Many methods of processing and analysis of big images and especially WSIs are working with small image fragments called patches. This package allows to extract patches from images in .psi format.

Extract patches from the whole image

To extract patches from WSI without any annotations you can use patch_gen_random and patch_gen_dense methods, which provide generators that extract patches either randomly or densly from WSI. You shold specify the patch size, layer to extract patches from and stride (in case of dense extraction).

In case of patch_gen_random you can specify the n_patches parameter to stop generator after a certain number of iterations.

Extract patches in accordance with polygonal annotation

The easiest way to annotate big images (e.g. WSIs) is to use polygonal markups. They are usually stored in .json files as lists of vertices with some additional information (class label, tags, descriptions, etc).

This package allows to extract patches from .psi image that are located inside polygon, which is defined as a numpy array of vertices.

This can be done in two ways:

  1. by extracting random patches within polygon (patch_gen_random method with region argument). In this case the generator is infinite.
  2. by extracting patches densly within polygon (patch_gen_dense method with region argument). In this case the generator will stop producing patches after covering the polygon.

In case of patch_gen_random you can specify the n_patches parameter to stop generator after a certain number of iterations.

When extracting patches according to polygons you can also specify the region_intersection parameter, which sets the area treshold for "accepting the patch to be inside polygon".

Examples of extracting patches with polygonal annotations are provided in patches_from_anno_simple.py and patches_from_anno_wsi.py scripts. In case of WSI the json annotation from PATH-DT-MSU dataset is used.

Visualization of annotations

Psimage package allows to perform visualization of polygonal annotations of .psi iamges. Since images .psi can be of very high resolution the visualization is performed for a downscaled image and is called an annotation preview.

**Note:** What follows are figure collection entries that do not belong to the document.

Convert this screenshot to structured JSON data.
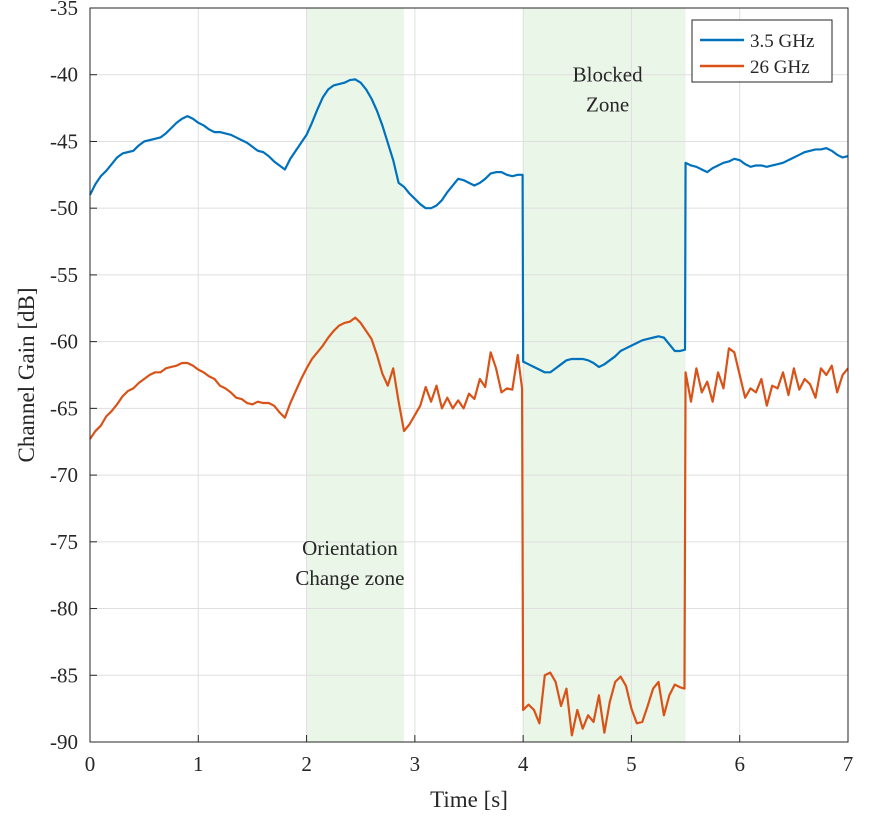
{
  "chart_data": {
    "type": "line",
    "xlabel": "Time [s]",
    "ylabel": "Channel Gain [dB]",
    "xlim": [
      0,
      7
    ],
    "ylim": [
      -90,
      -35
    ],
    "xticks": [
      0,
      1,
      2,
      3,
      4,
      5,
      6,
      7
    ],
    "yticks": [
      -35,
      -40,
      -45,
      -50,
      -55,
      -60,
      -65,
      -70,
      -75,
      -80,
      -85,
      -90
    ],
    "grid": true,
    "legend_position": "top-right",
    "regions": [
      {
        "label_lines": [
          "Orientation",
          "Change zone"
        ],
        "x_start": 2.0,
        "x_end": 2.9,
        "label_x": 2.4,
        "label_y": -76,
        "color": "#eaf6e8"
      },
      {
        "label_lines": [
          "Blocked",
          "Zone"
        ],
        "x_start": 4.0,
        "x_end": 5.5,
        "label_x": 4.78,
        "label_y": -40.5,
        "color": "#eaf6e8"
      }
    ],
    "series": [
      {
        "name": "3.5 GHz",
        "color": "#0072bd",
        "points": [
          [
            0.0,
            -49.0
          ],
          [
            0.05,
            -48.2
          ],
          [
            0.1,
            -47.6
          ],
          [
            0.15,
            -47.2
          ],
          [
            0.2,
            -46.7
          ],
          [
            0.25,
            -46.2
          ],
          [
            0.3,
            -45.9
          ],
          [
            0.35,
            -45.8
          ],
          [
            0.4,
            -45.7
          ],
          [
            0.45,
            -45.3
          ],
          [
            0.5,
            -45.0
          ],
          [
            0.55,
            -44.9
          ],
          [
            0.6,
            -44.8
          ],
          [
            0.65,
            -44.7
          ],
          [
            0.7,
            -44.4
          ],
          [
            0.75,
            -44.0
          ],
          [
            0.8,
            -43.6
          ],
          [
            0.85,
            -43.3
          ],
          [
            0.9,
            -43.1
          ],
          [
            0.95,
            -43.3
          ],
          [
            1.0,
            -43.6
          ],
          [
            1.05,
            -43.8
          ],
          [
            1.1,
            -44.1
          ],
          [
            1.15,
            -44.3
          ],
          [
            1.2,
            -44.3
          ],
          [
            1.25,
            -44.4
          ],
          [
            1.3,
            -44.5
          ],
          [
            1.35,
            -44.7
          ],
          [
            1.4,
            -44.9
          ],
          [
            1.45,
            -45.1
          ],
          [
            1.5,
            -45.4
          ],
          [
            1.55,
            -45.7
          ],
          [
            1.6,
            -45.8
          ],
          [
            1.65,
            -46.1
          ],
          [
            1.7,
            -46.5
          ],
          [
            1.75,
            -46.8
          ],
          [
            1.8,
            -47.1
          ],
          [
            1.85,
            -46.3
          ],
          [
            1.9,
            -45.7
          ],
          [
            1.95,
            -45.1
          ],
          [
            2.0,
            -44.5
          ],
          [
            2.05,
            -43.6
          ],
          [
            2.1,
            -42.6
          ],
          [
            2.15,
            -41.7
          ],
          [
            2.2,
            -41.1
          ],
          [
            2.25,
            -40.8
          ],
          [
            2.3,
            -40.7
          ],
          [
            2.35,
            -40.6
          ],
          [
            2.4,
            -40.4
          ],
          [
            2.45,
            -40.35
          ],
          [
            2.5,
            -40.6
          ],
          [
            2.55,
            -41.1
          ],
          [
            2.6,
            -41.8
          ],
          [
            2.65,
            -42.7
          ],
          [
            2.7,
            -43.8
          ],
          [
            2.75,
            -45.1
          ],
          [
            2.8,
            -46.4
          ],
          [
            2.85,
            -48.1
          ],
          [
            2.9,
            -48.4
          ],
          [
            2.95,
            -48.9
          ],
          [
            3.0,
            -49.3
          ],
          [
            3.05,
            -49.7
          ],
          [
            3.1,
            -50.0
          ],
          [
            3.15,
            -50.0
          ],
          [
            3.2,
            -49.8
          ],
          [
            3.25,
            -49.4
          ],
          [
            3.3,
            -48.8
          ],
          [
            3.35,
            -48.3
          ],
          [
            3.4,
            -47.8
          ],
          [
            3.45,
            -47.9
          ],
          [
            3.5,
            -48.1
          ],
          [
            3.55,
            -48.3
          ],
          [
            3.6,
            -48.1
          ],
          [
            3.65,
            -47.8
          ],
          [
            3.7,
            -47.4
          ],
          [
            3.75,
            -47.3
          ],
          [
            3.8,
            -47.3
          ],
          [
            3.85,
            -47.5
          ],
          [
            3.9,
            -47.6
          ],
          [
            3.95,
            -47.5
          ],
          [
            3.995,
            -47.5
          ],
          [
            4.0,
            -61.5
          ],
          [
            4.05,
            -61.7
          ],
          [
            4.1,
            -61.9
          ],
          [
            4.15,
            -62.1
          ],
          [
            4.2,
            -62.3
          ],
          [
            4.25,
            -62.3
          ],
          [
            4.3,
            -62.0
          ],
          [
            4.35,
            -61.7
          ],
          [
            4.4,
            -61.4
          ],
          [
            4.45,
            -61.3
          ],
          [
            4.5,
            -61.3
          ],
          [
            4.55,
            -61.3
          ],
          [
            4.6,
            -61.4
          ],
          [
            4.65,
            -61.6
          ],
          [
            4.7,
            -61.9
          ],
          [
            4.75,
            -61.7
          ],
          [
            4.8,
            -61.4
          ],
          [
            4.85,
            -61.1
          ],
          [
            4.9,
            -60.7
          ],
          [
            4.95,
            -60.5
          ],
          [
            5.0,
            -60.3
          ],
          [
            5.05,
            -60.1
          ],
          [
            5.1,
            -59.9
          ],
          [
            5.15,
            -59.8
          ],
          [
            5.2,
            -59.7
          ],
          [
            5.25,
            -59.6
          ],
          [
            5.3,
            -59.7
          ],
          [
            5.35,
            -60.2
          ],
          [
            5.4,
            -60.7
          ],
          [
            5.45,
            -60.7
          ],
          [
            5.495,
            -60.6
          ],
          [
            5.5,
            -46.6
          ],
          [
            5.55,
            -46.8
          ],
          [
            5.6,
            -46.9
          ],
          [
            5.65,
            -47.1
          ],
          [
            5.7,
            -47.3
          ],
          [
            5.75,
            -47.0
          ],
          [
            5.8,
            -46.8
          ],
          [
            5.85,
            -46.6
          ],
          [
            5.9,
            -46.5
          ],
          [
            5.95,
            -46.3
          ],
          [
            6.0,
            -46.4
          ],
          [
            6.05,
            -46.7
          ],
          [
            6.1,
            -46.9
          ],
          [
            6.15,
            -46.8
          ],
          [
            6.2,
            -46.8
          ],
          [
            6.25,
            -46.9
          ],
          [
            6.3,
            -46.8
          ],
          [
            6.35,
            -46.7
          ],
          [
            6.4,
            -46.6
          ],
          [
            6.45,
            -46.4
          ],
          [
            6.5,
            -46.2
          ],
          [
            6.55,
            -46.0
          ],
          [
            6.6,
            -45.8
          ],
          [
            6.65,
            -45.7
          ],
          [
            6.7,
            -45.6
          ],
          [
            6.75,
            -45.6
          ],
          [
            6.8,
            -45.5
          ],
          [
            6.85,
            -45.7
          ],
          [
            6.9,
            -46.0
          ],
          [
            6.95,
            -46.2
          ],
          [
            7.0,
            -46.1
          ]
        ]
      },
      {
        "name": "26 GHz",
        "color": "#d95319",
        "points": [
          [
            0.0,
            -67.3
          ],
          [
            0.05,
            -66.7
          ],
          [
            0.1,
            -66.3
          ],
          [
            0.15,
            -65.6
          ],
          [
            0.2,
            -65.2
          ],
          [
            0.25,
            -64.7
          ],
          [
            0.3,
            -64.1
          ],
          [
            0.35,
            -63.7
          ],
          [
            0.4,
            -63.5
          ],
          [
            0.45,
            -63.1
          ],
          [
            0.5,
            -62.8
          ],
          [
            0.55,
            -62.5
          ],
          [
            0.6,
            -62.3
          ],
          [
            0.65,
            -62.3
          ],
          [
            0.7,
            -62.0
          ],
          [
            0.75,
            -61.9
          ],
          [
            0.8,
            -61.8
          ],
          [
            0.85,
            -61.6
          ],
          [
            0.9,
            -61.6
          ],
          [
            0.95,
            -61.8
          ],
          [
            1.0,
            -62.1
          ],
          [
            1.05,
            -62.3
          ],
          [
            1.1,
            -62.6
          ],
          [
            1.15,
            -62.8
          ],
          [
            1.2,
            -63.3
          ],
          [
            1.25,
            -63.5
          ],
          [
            1.3,
            -63.8
          ],
          [
            1.35,
            -64.2
          ],
          [
            1.4,
            -64.3
          ],
          [
            1.45,
            -64.6
          ],
          [
            1.5,
            -64.7
          ],
          [
            1.55,
            -64.5
          ],
          [
            1.6,
            -64.6
          ],
          [
            1.65,
            -64.6
          ],
          [
            1.7,
            -64.8
          ],
          [
            1.75,
            -65.3
          ],
          [
            1.8,
            -65.7
          ],
          [
            1.85,
            -64.6
          ],
          [
            1.9,
            -63.7
          ],
          [
            1.95,
            -62.8
          ],
          [
            2.0,
            -62.0
          ],
          [
            2.05,
            -61.3
          ],
          [
            2.1,
            -60.8
          ],
          [
            2.15,
            -60.3
          ],
          [
            2.2,
            -59.7
          ],
          [
            2.25,
            -59.2
          ],
          [
            2.3,
            -58.8
          ],
          [
            2.35,
            -58.6
          ],
          [
            2.4,
            -58.5
          ],
          [
            2.45,
            -58.2
          ],
          [
            2.5,
            -58.6
          ],
          [
            2.55,
            -59.2
          ],
          [
            2.6,
            -59.8
          ],
          [
            2.65,
            -61.0
          ],
          [
            2.7,
            -62.4
          ],
          [
            2.75,
            -63.3
          ],
          [
            2.8,
            -62.0
          ],
          [
            2.85,
            -64.5
          ],
          [
            2.9,
            -66.7
          ],
          [
            2.95,
            -66.2
          ],
          [
            3.0,
            -65.5
          ],
          [
            3.05,
            -64.8
          ],
          [
            3.1,
            -63.4
          ],
          [
            3.15,
            -64.5
          ],
          [
            3.2,
            -63.3
          ],
          [
            3.25,
            -65.0
          ],
          [
            3.3,
            -64.2
          ],
          [
            3.35,
            -65.0
          ],
          [
            3.4,
            -64.4
          ],
          [
            3.45,
            -65.0
          ],
          [
            3.5,
            -63.9
          ],
          [
            3.55,
            -64.3
          ],
          [
            3.6,
            -62.8
          ],
          [
            3.65,
            -63.4
          ],
          [
            3.7,
            -60.8
          ],
          [
            3.75,
            -62.0
          ],
          [
            3.8,
            -63.8
          ],
          [
            3.85,
            -63.5
          ],
          [
            3.9,
            -63.6
          ],
          [
            3.95,
            -61.0
          ],
          [
            3.99,
            -63.5
          ],
          [
            4.0,
            -87.6
          ],
          [
            4.05,
            -87.2
          ],
          [
            4.1,
            -87.6
          ],
          [
            4.15,
            -88.6
          ],
          [
            4.2,
            -85.0
          ],
          [
            4.25,
            -84.8
          ],
          [
            4.3,
            -85.5
          ],
          [
            4.35,
            -87.3
          ],
          [
            4.4,
            -86.0
          ],
          [
            4.45,
            -89.5
          ],
          [
            4.5,
            -87.6
          ],
          [
            4.55,
            -89.0
          ],
          [
            4.6,
            -88.0
          ],
          [
            4.65,
            -88.5
          ],
          [
            4.7,
            -86.5
          ],
          [
            4.75,
            -89.3
          ],
          [
            4.8,
            -87.0
          ],
          [
            4.85,
            -85.5
          ],
          [
            4.9,
            -85.1
          ],
          [
            4.95,
            -85.8
          ],
          [
            5.0,
            -87.5
          ],
          [
            5.05,
            -88.6
          ],
          [
            5.1,
            -88.5
          ],
          [
            5.15,
            -87.3
          ],
          [
            5.2,
            -86.0
          ],
          [
            5.25,
            -85.5
          ],
          [
            5.3,
            -88.0
          ],
          [
            5.35,
            -86.5
          ],
          [
            5.4,
            -85.7
          ],
          [
            5.45,
            -85.9
          ],
          [
            5.49,
            -86.0
          ],
          [
            5.5,
            -62.3
          ],
          [
            5.55,
            -64.5
          ],
          [
            5.6,
            -62.0
          ],
          [
            5.65,
            -63.8
          ],
          [
            5.7,
            -63.0
          ],
          [
            5.75,
            -64.5
          ],
          [
            5.8,
            -62.3
          ],
          [
            5.85,
            -63.5
          ],
          [
            5.9,
            -60.5
          ],
          [
            5.95,
            -60.8
          ],
          [
            6.0,
            -62.5
          ],
          [
            6.05,
            -64.2
          ],
          [
            6.1,
            -63.5
          ],
          [
            6.15,
            -63.8
          ],
          [
            6.2,
            -62.8
          ],
          [
            6.25,
            -64.8
          ],
          [
            6.3,
            -63.3
          ],
          [
            6.35,
            -63.5
          ],
          [
            6.4,
            -62.3
          ],
          [
            6.45,
            -64.0
          ],
          [
            6.5,
            -62.0
          ],
          [
            6.55,
            -63.6
          ],
          [
            6.6,
            -62.8
          ],
          [
            6.65,
            -63.2
          ],
          [
            6.7,
            -64.2
          ],
          [
            6.75,
            -62.0
          ],
          [
            6.8,
            -62.5
          ],
          [
            6.85,
            -61.8
          ],
          [
            6.9,
            -63.8
          ],
          [
            6.95,
            -62.5
          ],
          [
            7.0,
            -62.0
          ]
        ]
      }
    ]
  }
}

Each object of annotation is defined as a string label and a list of coordinates pairs, that form a polygon.

In order to create a visualization call annotations_preview method of PSImage. This method has several params:

  1. annotations - either a path to json file with annotations or an iterable of tuples of label and numpy array of vertices.
  2. scale, max_side, auto_downscale params that control downscale. Simular to the ones in to_array, to_image, export_simple methods.
  3. anno_description - optional parameter of AnnoDescription object storing the description of annotation, that includes classes and colors. If anno_description=None description will be built automatically.
  4. vis_params - optional parameter of AnnoVisualizerParams object controlling the visualization (line width, legend location, fill the polygons or not, with what transperrency).

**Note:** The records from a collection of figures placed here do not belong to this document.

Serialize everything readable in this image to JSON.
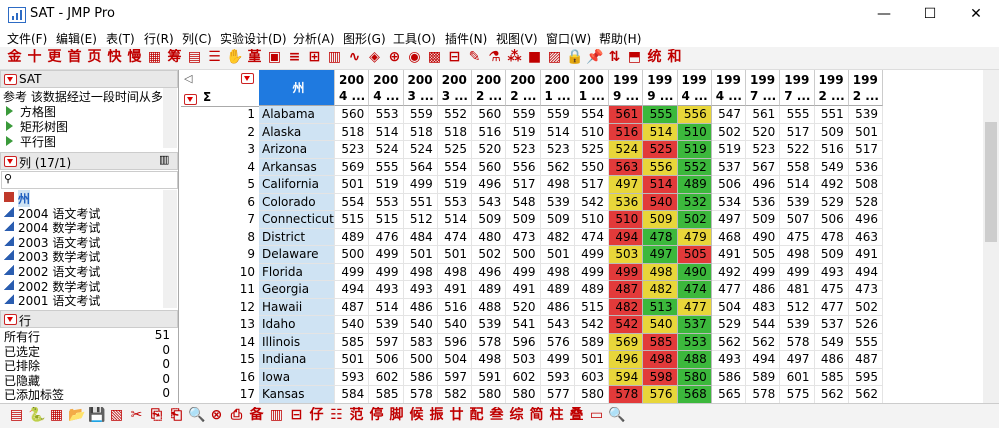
{
  "window": {
    "title": "SAT - JMP Pro",
    "minimize": "—",
    "maximize": "☐",
    "close": "✕"
  },
  "menu": [
    "文件(F)",
    "编辑(E)",
    "表(T)",
    "行(R)",
    "列(C)",
    "实验设计(D)",
    "分析(A)",
    "图形(G)",
    "工具(O)",
    "插件(N)",
    "视图(V)",
    "窗口(W)",
    "帮助(H)"
  ],
  "toolbar_top": [
    {
      "glyph": "金",
      "name": "gold-icon"
    },
    {
      "glyph": "十",
      "name": "ten-icon"
    },
    {
      "glyph": "更",
      "name": "update-icon"
    },
    {
      "glyph": "首",
      "name": "first-icon"
    },
    {
      "glyph": "页",
      "name": "page-icon"
    },
    {
      "glyph": "快",
      "name": "fast-icon"
    },
    {
      "glyph": "慢",
      "name": "slow-icon"
    },
    {
      "glyph": "▦",
      "name": "table-icon"
    },
    {
      "glyph": "筹",
      "name": "chip-icon"
    },
    {
      "glyph": "▤",
      "name": "grid-icon"
    },
    {
      "glyph": "☰",
      "name": "list-icon"
    },
    {
      "glyph": "✋",
      "name": "hand-icon"
    },
    {
      "glyph": "堇",
      "name": "violet-icon"
    },
    {
      "glyph": "▣",
      "name": "layout-icon"
    },
    {
      "glyph": "≡",
      "name": "align-icon"
    },
    {
      "glyph": "⊞",
      "name": "distribution-icon"
    },
    {
      "glyph": "▥",
      "name": "fit-icon"
    },
    {
      "glyph": "∿",
      "name": "curve-icon"
    },
    {
      "glyph": "◈",
      "name": "multivariate-icon"
    },
    {
      "glyph": "⊕",
      "name": "cross-icon"
    },
    {
      "glyph": "◉",
      "name": "cluster-icon"
    },
    {
      "glyph": "▩",
      "name": "matrix-icon"
    },
    {
      "glyph": "⊟",
      "name": "bars-icon"
    },
    {
      "glyph": "✎",
      "name": "edit-icon"
    },
    {
      "glyph": "⚗",
      "name": "flask-icon"
    },
    {
      "glyph": "⁂",
      "name": "scatter-icon"
    },
    {
      "glyph": "■",
      "name": "color-icon"
    },
    {
      "glyph": "▨",
      "name": "pattern-icon"
    },
    {
      "glyph": "🔒",
      "name": "lock-icon"
    },
    {
      "glyph": "📌",
      "name": "pin-icon"
    },
    {
      "glyph": "⇅",
      "name": "sort-icon"
    },
    {
      "glyph": "⬒",
      "name": "split-icon"
    },
    {
      "glyph": "统",
      "name": "stat-icon"
    },
    {
      "glyph": "和",
      "name": "sum-icon"
    }
  ],
  "left_panel": {
    "table_name": "SAT",
    "description": "参考 该数据经过一段时间从多",
    "scripts": [
      "方格图",
      "矩形树图",
      "平行图"
    ],
    "columns_header": "列 (17/1)",
    "search_placeholder": "",
    "columns": [
      "州",
      "2004 语文考试",
      "2004 数学考试",
      "2003 语文考试",
      "2003 数学考试",
      "2002 语文考试",
      "2002 数学考试",
      "2001 语文考试"
    ],
    "rows_header": "行",
    "row_stats": [
      {
        "label": "所有行",
        "value": "51"
      },
      {
        "label": "已选定",
        "value": "0"
      },
      {
        "label": "已排除",
        "value": "0"
      },
      {
        "label": "已隐藏",
        "value": "0"
      },
      {
        "label": "已添加标签",
        "value": "0"
      }
    ]
  },
  "grid": {
    "sigma": "Σ",
    "state_header": "州",
    "headers": [
      [
        "200",
        "4 ..."
      ],
      [
        "200",
        "4 ..."
      ],
      [
        "200",
        "3 ..."
      ],
      [
        "200",
        "3 ..."
      ],
      [
        "200",
        "2 ..."
      ],
      [
        "200",
        "2 ..."
      ],
      [
        "200",
        "1 ..."
      ],
      [
        "200",
        "1 ..."
      ],
      [
        "199",
        "9 ..."
      ],
      [
        "199",
        "9 ..."
      ],
      [
        "199",
        "4 ..."
      ],
      [
        "199",
        "4 ..."
      ],
      [
        "199",
        "7 ..."
      ],
      [
        "199",
        "7 ..."
      ],
      [
        "199",
        "2 ..."
      ],
      [
        "199",
        "2 ..."
      ]
    ],
    "rows": [
      {
        "n": "1",
        "state": "Alabama",
        "v": [
          "560",
          "553",
          "559",
          "552",
          "560",
          "559",
          "559",
          "554",
          "561",
          "555",
          "556",
          "547",
          "561",
          "555",
          "551",
          "539"
        ]
      },
      {
        "n": "2",
        "state": "Alaska",
        "v": [
          "518",
          "514",
          "518",
          "518",
          "516",
          "519",
          "514",
          "510",
          "516",
          "514",
          "510",
          "502",
          "520",
          "517",
          "509",
          "501"
        ]
      },
      {
        "n": "3",
        "state": "Arizona",
        "v": [
          "523",
          "524",
          "524",
          "525",
          "520",
          "523",
          "523",
          "525",
          "524",
          "525",
          "519",
          "519",
          "523",
          "522",
          "516",
          "517"
        ]
      },
      {
        "n": "4",
        "state": "Arkansas",
        "v": [
          "569",
          "555",
          "564",
          "554",
          "560",
          "556",
          "562",
          "550",
          "563",
          "556",
          "552",
          "537",
          "567",
          "558",
          "549",
          "536"
        ]
      },
      {
        "n": "5",
        "state": "California",
        "v": [
          "501",
          "519",
          "499",
          "519",
          "496",
          "517",
          "498",
          "517",
          "497",
          "514",
          "489",
          "506",
          "496",
          "514",
          "492",
          "508"
        ]
      },
      {
        "n": "6",
        "state": "Colorado",
        "v": [
          "554",
          "553",
          "551",
          "553",
          "543",
          "548",
          "539",
          "542",
          "536",
          "540",
          "532",
          "534",
          "536",
          "539",
          "529",
          "528"
        ]
      },
      {
        "n": "7",
        "state": "Connecticut",
        "v": [
          "515",
          "515",
          "512",
          "514",
          "509",
          "509",
          "509",
          "510",
          "510",
          "509",
          "502",
          "497",
          "509",
          "507",
          "506",
          "496"
        ]
      },
      {
        "n": "8",
        "state": "District of...",
        "v": [
          "489",
          "476",
          "484",
          "474",
          "480",
          "473",
          "482",
          "474",
          "494",
          "478",
          "479",
          "468",
          "490",
          "475",
          "478",
          "463"
        ]
      },
      {
        "n": "9",
        "state": "Delaware",
        "v": [
          "500",
          "499",
          "501",
          "501",
          "502",
          "500",
          "501",
          "499",
          "503",
          "497",
          "505",
          "491",
          "505",
          "498",
          "509",
          "491"
        ]
      },
      {
        "n": "10",
        "state": "Florida",
        "v": [
          "499",
          "499",
          "498",
          "498",
          "496",
          "499",
          "498",
          "499",
          "499",
          "498",
          "490",
          "492",
          "499",
          "499",
          "493",
          "494"
        ]
      },
      {
        "n": "11",
        "state": "Georgia",
        "v": [
          "494",
          "493",
          "493",
          "491",
          "489",
          "491",
          "489",
          "489",
          "487",
          "482",
          "474",
          "477",
          "486",
          "481",
          "475",
          "473"
        ]
      },
      {
        "n": "12",
        "state": "Hawaii",
        "v": [
          "487",
          "514",
          "486",
          "516",
          "488",
          "520",
          "486",
          "515",
          "482",
          "513",
          "477",
          "504",
          "483",
          "512",
          "477",
          "502"
        ]
      },
      {
        "n": "13",
        "state": "Idaho",
        "v": [
          "540",
          "539",
          "540",
          "540",
          "539",
          "541",
          "543",
          "542",
          "542",
          "540",
          "537",
          "529",
          "544",
          "539",
          "537",
          "526"
        ]
      },
      {
        "n": "14",
        "state": "Illinois",
        "v": [
          "585",
          "597",
          "583",
          "596",
          "578",
          "596",
          "576",
          "589",
          "569",
          "585",
          "553",
          "562",
          "562",
          "578",
          "549",
          "555"
        ]
      },
      {
        "n": "15",
        "state": "Indiana",
        "v": [
          "501",
          "506",
          "500",
          "504",
          "498",
          "503",
          "499",
          "501",
          "496",
          "498",
          "488",
          "493",
          "494",
          "497",
          "486",
          "487"
        ]
      },
      {
        "n": "16",
        "state": "Iowa",
        "v": [
          "593",
          "602",
          "586",
          "597",
          "591",
          "602",
          "593",
          "603",
          "594",
          "598",
          "580",
          "586",
          "589",
          "601",
          "585",
          "595"
        ]
      },
      {
        "n": "17",
        "state": "Kansas",
        "v": [
          "584",
          "585",
          "578",
          "582",
          "580",
          "580",
          "577",
          "580",
          "578",
          "576",
          "568",
          "565",
          "578",
          "575",
          "562",
          "562"
        ]
      }
    ],
    "heat": {
      "colors": {
        "red": "#e23a3a",
        "yellow": "#e8d63a",
        "green": "#3cb83c"
      },
      "columns": [
        8,
        9,
        10
      ],
      "pattern": [
        [
          "red",
          "green",
          "yellow"
        ],
        [
          "red",
          "yellow",
          "green"
        ],
        [
          "yellow",
          "red",
          "green"
        ],
        [
          "red",
          "yellow",
          "green"
        ],
        [
          "yellow",
          "red",
          "green"
        ],
        [
          "yellow",
          "red",
          "green"
        ],
        [
          "red",
          "yellow",
          "green"
        ],
        [
          "red",
          "green",
          "yellow"
        ],
        [
          "yellow",
          "green",
          "red"
        ],
        [
          "red",
          "yellow",
          "green"
        ],
        [
          "red",
          "yellow",
          "green"
        ],
        [
          "red",
          "green",
          "yellow"
        ],
        [
          "red",
          "yellow",
          "green"
        ],
        [
          "yellow",
          "red",
          "green"
        ],
        [
          "yellow",
          "red",
          "green"
        ],
        [
          "yellow",
          "red",
          "green"
        ],
        [
          "red",
          "yellow",
          "green"
        ]
      ]
    }
  },
  "bottom_toolbar": [
    {
      "glyph": "▤",
      "name": "new-table-icon"
    },
    {
      "glyph": "🐍",
      "name": "python-icon"
    },
    {
      "glyph": "▦",
      "name": "data-icon"
    },
    {
      "glyph": "📂",
      "name": "open-icon"
    },
    {
      "glyph": "💾",
      "name": "save-icon"
    },
    {
      "glyph": "▧",
      "name": "print-icon"
    },
    {
      "glyph": "✂",
      "name": "cut-icon"
    },
    {
      "glyph": "⎘",
      "name": "copy-icon"
    },
    {
      "glyph": "⎗",
      "name": "paste-icon"
    },
    {
      "glyph": "🔍",
      "name": "find-icon"
    },
    {
      "glyph": "⊗",
      "name": "close-all-icon"
    },
    {
      "glyph": "⎙",
      "name": "export-icon"
    },
    {
      "glyph": "备",
      "name": "backup-icon"
    },
    {
      "glyph": "▥",
      "name": "chart-icon"
    },
    {
      "glyph": "⊟",
      "name": "subset-icon"
    },
    {
      "glyph": "仔",
      "name": "detail-icon"
    },
    {
      "glyph": "☷",
      "name": "layout-icon"
    },
    {
      "glyph": "范",
      "name": "range-icon"
    },
    {
      "glyph": "停",
      "name": "stop-icon"
    },
    {
      "glyph": "脚",
      "name": "script-icon"
    },
    {
      "glyph": "候",
      "name": "wait-icon"
    },
    {
      "glyph": "振",
      "name": "vibrate-icon"
    },
    {
      "glyph": "廿",
      "name": "twenty-icon"
    },
    {
      "glyph": "配",
      "name": "match-icon"
    },
    {
      "glyph": "叁",
      "name": "three-icon"
    },
    {
      "glyph": "综",
      "name": "summary-icon"
    },
    {
      "glyph": "简",
      "name": "simple-icon"
    },
    {
      "glyph": "柱",
      "name": "column-icon"
    },
    {
      "glyph": "叠",
      "name": "stack-icon"
    },
    {
      "glyph": "▭",
      "name": "window-icon"
    },
    {
      "glyph": "🔍",
      "name": "search-icon"
    }
  ]
}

AnnoDescription class is capable for storing labels, descriptions, alternate labels and colors. If you need, you can set it up manually by yourself. But it also can be constructed automatically for the existing dataset. In this case all .json files in the dataset will be analyzed, a set of labels will be extracted, for each label a distinct color will be chosen. To do it just call auto_from_files class method and pass the path to the dataset (or a single .json file):

from psimage.base.anno_visualizer import AnnoDescription

anno_dsc = AnnoDescription.auto_from_files(ds_path)

and use the created AnnoDescription object when calling annotations_preview method of PSImage.

An example of visualizing the annotations for PATH-DT-MSU WSS1, WSS2 datasets is provided in visualize_annotations.py example script.